The 9/11 attacks also proved something less than a unifying force – in America and in the Jewish community. “The ensuing issues, starting with Iraq, have created deep cleavages in the nation, and in the Jewish community as well,” said David Harris, director of the American Jewish Committee. “There may be a shared perception of a new level of threat in our community, but there is tremendous disagreement on what do it about it.”
“Jews, like the nation, are deeply divided on Iraq, on how to deal with Iran,” Harris said. “There is a heightened awareness of the threats, but less consensus about what to do about them. That reflects the partisan divides in the U.S., which are deep and possibly unbridgeable.”
Sarna, the Brandeis University historian, said the recent war in Lebanon helped bring the Jewish community together – momentarily. “There was the hope that there would be more unity when Israel was under attack.
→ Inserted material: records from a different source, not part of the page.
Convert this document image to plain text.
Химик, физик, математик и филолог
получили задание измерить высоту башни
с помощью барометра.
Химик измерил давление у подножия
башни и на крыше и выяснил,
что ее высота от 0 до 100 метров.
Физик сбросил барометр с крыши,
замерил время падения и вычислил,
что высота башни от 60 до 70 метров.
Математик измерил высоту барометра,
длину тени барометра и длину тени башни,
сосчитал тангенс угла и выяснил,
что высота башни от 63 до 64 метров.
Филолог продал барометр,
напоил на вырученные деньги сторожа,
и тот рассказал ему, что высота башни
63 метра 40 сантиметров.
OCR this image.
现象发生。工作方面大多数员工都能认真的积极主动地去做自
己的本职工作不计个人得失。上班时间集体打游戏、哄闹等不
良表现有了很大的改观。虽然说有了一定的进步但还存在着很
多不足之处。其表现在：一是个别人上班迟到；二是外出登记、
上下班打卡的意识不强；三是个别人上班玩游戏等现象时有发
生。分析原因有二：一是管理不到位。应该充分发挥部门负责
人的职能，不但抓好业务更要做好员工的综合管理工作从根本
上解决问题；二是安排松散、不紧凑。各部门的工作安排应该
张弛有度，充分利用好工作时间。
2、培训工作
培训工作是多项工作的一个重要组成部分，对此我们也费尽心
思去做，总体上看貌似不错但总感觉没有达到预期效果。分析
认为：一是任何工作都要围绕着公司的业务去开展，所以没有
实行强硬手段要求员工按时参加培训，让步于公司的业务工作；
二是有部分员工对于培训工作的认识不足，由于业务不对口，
But it became clear very quickly that that was a pipe dream,” he said.
Not all the social and political consequences of that terrible day were negative. Numerous Jewish leaders argue that the unprovoked attack against a civilian target changed the way Americans view Israel.
“It created a much deeper understanding of the problems Israel faces,” said Dan Mariaschin, executive vice president of B’nai B’rith International. “We saw the results recently when the public understood Israel’s position in dealing with Hezbollah.”
That new identification with the Jewish state has made some Jews more comfortable with their pro-Israel activism – something that in the past set them apart from their neighbors, said Queens College professor Samuel Heilman. “In the past, support for Israel has always included the hint of dual loyalty,” he said. “Since 9/11, you can say that doesn’t apply any more.”
Heilman argues that the impact of 9/11 on Jews is barely distinguishable from its impact on the nation as a whole, a mark of the Jewish community “coming of age,” he said.
But it is the sense of vulnerability, both personal and communal, that is perhaps the most lasting, and hard to shake, legacy of the 9/11 attacks. As if to underscore this, the National Council of Young Israel has just launched a self-defense program for its nationwide network of Orthodox synagogues. Coming almost five years to the day after Sept. 11, the program is titled, ominously, “KeepSafe: Self-Defense and Prevention Strategies for You and Your Family.”